If they want it, make them pay — then maybe they won’t want it after all.

That’s what Brianne Hunsley is hoping. The 28-year-old Halifax resident wants HRM to introduce a bag levy, forcing consumers to pay for every single plastic bag a store hands them.

“Originally, I thought that banning plastic bags was the way to go, but Nova Scotians still want bags for their doggie waste and to line their kitchen garbage,” Hunsley said. “Plus, many people are resistant to change.”

When Hunsley realized many citizens had a demand for plastic bags, she started researching plastic bag levies. A levy would ensure that those people who wanted plastic bags could have them, but they would be charged for them.

Hunsley started a Facebook group to drum up support, and says charging 25 cents per plastic bag would encourage people to bring their own reusable bags.

“It’s incredible. People can still have their precious plastic bags, but most won’t because they don’t want to pay for them,” Hunsley said. “It’s inspiring people to question their use of plastic bags and hold themselves accountable for their consumption.”

Ireland introduced a bag levy in 2002, and it has reduced plastic bag usage by 90 per cent. Residents there must pay the Canadian equivalent of between 30 and 40 cents for a single plastic bag, so most people keep their cash and bring their own reusable bags.

In September, Pete’s Frootique introduced a bag levy of 5 cents in its Bedford and downtown locations.

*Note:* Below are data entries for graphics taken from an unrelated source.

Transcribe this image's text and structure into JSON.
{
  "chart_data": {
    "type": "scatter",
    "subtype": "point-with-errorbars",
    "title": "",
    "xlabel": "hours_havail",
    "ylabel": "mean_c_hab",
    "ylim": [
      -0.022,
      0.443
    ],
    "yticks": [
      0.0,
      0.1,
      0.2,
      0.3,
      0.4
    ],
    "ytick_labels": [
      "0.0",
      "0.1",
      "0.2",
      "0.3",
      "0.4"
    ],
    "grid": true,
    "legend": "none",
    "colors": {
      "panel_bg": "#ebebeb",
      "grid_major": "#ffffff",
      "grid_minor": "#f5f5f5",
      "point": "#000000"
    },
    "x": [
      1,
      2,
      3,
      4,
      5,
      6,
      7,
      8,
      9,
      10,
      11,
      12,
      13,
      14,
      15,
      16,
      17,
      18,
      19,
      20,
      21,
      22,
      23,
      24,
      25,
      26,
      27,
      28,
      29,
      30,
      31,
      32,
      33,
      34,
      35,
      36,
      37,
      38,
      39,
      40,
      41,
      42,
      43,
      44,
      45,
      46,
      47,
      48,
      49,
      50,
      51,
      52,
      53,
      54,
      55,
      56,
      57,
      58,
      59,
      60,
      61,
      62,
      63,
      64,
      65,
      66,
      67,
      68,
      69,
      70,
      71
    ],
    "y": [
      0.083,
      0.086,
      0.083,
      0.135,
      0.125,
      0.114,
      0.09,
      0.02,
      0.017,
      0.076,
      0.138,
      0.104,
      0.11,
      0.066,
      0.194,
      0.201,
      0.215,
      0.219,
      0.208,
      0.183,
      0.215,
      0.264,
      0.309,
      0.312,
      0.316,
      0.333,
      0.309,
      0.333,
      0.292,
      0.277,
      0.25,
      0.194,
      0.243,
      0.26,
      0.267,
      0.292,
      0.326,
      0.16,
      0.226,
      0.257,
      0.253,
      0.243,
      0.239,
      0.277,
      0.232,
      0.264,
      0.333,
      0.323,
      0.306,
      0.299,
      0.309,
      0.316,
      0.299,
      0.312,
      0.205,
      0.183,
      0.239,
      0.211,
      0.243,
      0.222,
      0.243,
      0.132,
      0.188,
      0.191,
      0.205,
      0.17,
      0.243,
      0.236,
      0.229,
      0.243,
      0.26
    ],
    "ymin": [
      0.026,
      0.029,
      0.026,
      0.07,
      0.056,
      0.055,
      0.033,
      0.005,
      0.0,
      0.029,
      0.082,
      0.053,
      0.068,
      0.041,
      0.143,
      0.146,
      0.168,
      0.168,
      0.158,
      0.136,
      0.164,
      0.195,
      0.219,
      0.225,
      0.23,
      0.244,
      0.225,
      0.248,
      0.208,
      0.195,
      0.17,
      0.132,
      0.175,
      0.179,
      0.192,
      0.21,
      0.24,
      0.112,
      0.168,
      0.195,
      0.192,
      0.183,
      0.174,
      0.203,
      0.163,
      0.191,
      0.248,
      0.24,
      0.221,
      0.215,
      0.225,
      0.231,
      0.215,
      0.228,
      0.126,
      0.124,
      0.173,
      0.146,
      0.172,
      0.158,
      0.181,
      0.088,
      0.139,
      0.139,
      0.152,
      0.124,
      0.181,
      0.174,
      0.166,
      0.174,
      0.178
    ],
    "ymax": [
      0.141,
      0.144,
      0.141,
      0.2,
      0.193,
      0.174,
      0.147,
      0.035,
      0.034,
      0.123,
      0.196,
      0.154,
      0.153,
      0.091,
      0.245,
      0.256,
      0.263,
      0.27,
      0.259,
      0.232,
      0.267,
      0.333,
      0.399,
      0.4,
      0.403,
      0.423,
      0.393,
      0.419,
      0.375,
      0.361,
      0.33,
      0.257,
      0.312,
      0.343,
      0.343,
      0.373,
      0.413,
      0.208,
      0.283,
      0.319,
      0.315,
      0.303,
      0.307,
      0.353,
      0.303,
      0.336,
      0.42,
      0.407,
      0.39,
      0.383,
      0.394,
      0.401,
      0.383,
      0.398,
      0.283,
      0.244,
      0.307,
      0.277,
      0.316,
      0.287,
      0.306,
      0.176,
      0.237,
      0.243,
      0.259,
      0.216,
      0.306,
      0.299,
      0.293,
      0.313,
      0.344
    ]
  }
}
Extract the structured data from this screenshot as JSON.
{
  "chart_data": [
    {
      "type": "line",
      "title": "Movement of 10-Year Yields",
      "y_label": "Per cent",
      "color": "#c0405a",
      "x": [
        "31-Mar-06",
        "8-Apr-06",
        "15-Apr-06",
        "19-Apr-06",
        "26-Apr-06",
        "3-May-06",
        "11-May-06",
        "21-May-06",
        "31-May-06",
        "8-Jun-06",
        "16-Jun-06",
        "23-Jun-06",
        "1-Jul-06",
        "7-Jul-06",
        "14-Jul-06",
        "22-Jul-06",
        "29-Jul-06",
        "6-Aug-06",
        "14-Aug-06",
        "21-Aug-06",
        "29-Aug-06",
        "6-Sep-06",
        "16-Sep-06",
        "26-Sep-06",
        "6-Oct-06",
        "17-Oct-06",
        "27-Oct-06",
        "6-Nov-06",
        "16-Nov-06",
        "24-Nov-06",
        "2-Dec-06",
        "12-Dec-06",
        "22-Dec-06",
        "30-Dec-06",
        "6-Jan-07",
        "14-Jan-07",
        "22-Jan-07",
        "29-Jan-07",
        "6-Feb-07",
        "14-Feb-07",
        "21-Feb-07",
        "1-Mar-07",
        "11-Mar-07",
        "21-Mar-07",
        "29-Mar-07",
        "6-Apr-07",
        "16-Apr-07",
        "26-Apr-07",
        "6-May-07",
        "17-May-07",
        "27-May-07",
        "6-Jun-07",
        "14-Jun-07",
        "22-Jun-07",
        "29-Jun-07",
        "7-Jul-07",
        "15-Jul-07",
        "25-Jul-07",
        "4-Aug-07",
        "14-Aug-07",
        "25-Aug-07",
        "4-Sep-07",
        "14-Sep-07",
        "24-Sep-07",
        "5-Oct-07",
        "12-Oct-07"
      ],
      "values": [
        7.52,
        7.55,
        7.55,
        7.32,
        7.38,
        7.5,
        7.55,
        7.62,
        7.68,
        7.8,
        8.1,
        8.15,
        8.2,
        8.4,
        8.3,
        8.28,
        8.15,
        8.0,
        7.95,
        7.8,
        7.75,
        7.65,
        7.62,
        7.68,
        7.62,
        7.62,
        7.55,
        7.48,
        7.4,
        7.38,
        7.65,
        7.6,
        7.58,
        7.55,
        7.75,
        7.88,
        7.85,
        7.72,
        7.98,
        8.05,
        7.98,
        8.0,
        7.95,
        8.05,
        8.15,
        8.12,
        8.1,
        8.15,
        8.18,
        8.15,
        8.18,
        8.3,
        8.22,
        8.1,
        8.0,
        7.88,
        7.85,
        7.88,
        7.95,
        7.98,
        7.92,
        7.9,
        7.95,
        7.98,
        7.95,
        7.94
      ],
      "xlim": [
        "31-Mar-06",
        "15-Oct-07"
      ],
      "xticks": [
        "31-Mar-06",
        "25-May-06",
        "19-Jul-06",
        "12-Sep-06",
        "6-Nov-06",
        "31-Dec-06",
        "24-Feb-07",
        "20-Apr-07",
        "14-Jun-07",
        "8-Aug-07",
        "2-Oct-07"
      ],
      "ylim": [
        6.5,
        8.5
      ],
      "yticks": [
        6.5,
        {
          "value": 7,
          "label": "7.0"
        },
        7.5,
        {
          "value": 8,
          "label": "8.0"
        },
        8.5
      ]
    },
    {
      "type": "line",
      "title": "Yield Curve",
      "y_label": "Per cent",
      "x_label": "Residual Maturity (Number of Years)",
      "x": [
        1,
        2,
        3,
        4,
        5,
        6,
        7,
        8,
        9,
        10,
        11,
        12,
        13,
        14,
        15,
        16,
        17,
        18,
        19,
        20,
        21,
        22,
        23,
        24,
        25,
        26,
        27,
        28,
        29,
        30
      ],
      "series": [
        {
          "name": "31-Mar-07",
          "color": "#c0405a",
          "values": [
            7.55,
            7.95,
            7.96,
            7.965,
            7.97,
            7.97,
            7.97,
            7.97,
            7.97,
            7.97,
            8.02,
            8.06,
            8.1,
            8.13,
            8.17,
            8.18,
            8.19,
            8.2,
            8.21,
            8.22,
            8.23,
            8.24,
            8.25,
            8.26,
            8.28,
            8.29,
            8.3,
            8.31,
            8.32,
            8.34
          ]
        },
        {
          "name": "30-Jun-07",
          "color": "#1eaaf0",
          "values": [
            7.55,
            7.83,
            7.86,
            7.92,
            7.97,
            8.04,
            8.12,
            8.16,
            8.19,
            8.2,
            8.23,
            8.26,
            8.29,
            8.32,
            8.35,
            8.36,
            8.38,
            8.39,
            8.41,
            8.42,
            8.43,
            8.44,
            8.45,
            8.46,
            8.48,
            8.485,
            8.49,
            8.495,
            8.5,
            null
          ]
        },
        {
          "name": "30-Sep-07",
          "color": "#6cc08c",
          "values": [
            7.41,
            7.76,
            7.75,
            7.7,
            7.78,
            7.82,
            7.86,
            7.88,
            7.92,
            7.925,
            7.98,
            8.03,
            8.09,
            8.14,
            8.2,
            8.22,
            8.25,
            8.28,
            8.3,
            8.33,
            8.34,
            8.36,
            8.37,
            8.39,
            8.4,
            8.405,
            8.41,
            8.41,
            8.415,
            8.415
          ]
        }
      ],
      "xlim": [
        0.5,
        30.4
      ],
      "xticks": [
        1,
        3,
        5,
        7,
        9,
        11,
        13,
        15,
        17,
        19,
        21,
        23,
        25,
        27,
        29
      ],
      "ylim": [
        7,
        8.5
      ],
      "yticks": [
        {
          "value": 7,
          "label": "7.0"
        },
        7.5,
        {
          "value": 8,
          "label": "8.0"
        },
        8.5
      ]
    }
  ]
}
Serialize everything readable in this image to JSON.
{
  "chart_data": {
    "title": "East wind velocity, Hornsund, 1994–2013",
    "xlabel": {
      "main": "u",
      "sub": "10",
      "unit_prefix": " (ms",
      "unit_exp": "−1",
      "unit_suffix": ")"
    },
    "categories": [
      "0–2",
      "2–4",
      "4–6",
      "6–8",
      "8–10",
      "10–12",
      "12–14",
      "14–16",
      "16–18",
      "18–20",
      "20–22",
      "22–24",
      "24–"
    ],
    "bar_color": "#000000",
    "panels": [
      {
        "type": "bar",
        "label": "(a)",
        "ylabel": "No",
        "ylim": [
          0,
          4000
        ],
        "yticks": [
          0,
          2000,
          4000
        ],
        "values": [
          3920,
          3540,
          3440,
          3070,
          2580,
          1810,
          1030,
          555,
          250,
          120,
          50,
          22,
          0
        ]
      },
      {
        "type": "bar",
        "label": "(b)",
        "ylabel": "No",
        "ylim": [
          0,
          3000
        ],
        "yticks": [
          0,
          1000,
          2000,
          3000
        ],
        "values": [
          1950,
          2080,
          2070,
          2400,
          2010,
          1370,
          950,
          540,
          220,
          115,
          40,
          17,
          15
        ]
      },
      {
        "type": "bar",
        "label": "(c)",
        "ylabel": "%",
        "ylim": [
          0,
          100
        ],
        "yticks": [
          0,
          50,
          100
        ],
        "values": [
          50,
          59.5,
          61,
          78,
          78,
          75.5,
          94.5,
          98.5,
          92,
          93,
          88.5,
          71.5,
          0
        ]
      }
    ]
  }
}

Owner Pete Luckett says the downtown store went from using 25,000 bags per week to less than 6,000. The money from each plastic bag purchased goes into a fund to make the store a “greener” place.

Heather McKibbon, outreach co-ordinator with the Ecology Action Centre, says a levy could be a positive move for the area.

“If HRM wanted to start taking leadership roles and introduce a levy, I would fully support them,” McKibbon said. “It would be great to be a Canadian leader.”

Clean Nova Scotia special events co-ordinator Carrie Riddell says a levy would help reduce waste, and “reduce” is the most important of the three Rs.

“We always need to try and reduce before we think about reusing and recycling,” Riddell said. “We understand that plastic bags do have a purpose, but if we can find alternatives, that’s a positive for the environment.”

Hunsley says she will continue to fight for a plastic bag levy and wants both levels of government to work together on a plan.

“City council seems more interested in getting musicians to play on the Common than in making long-lasting change,” Hunsley said. “Having a healthy, clean environment is more important than seeing Paul McCartney or Keith Urban or the Rolling Stones.

“We will have no Common for musicians to play on if the environment is ruined.”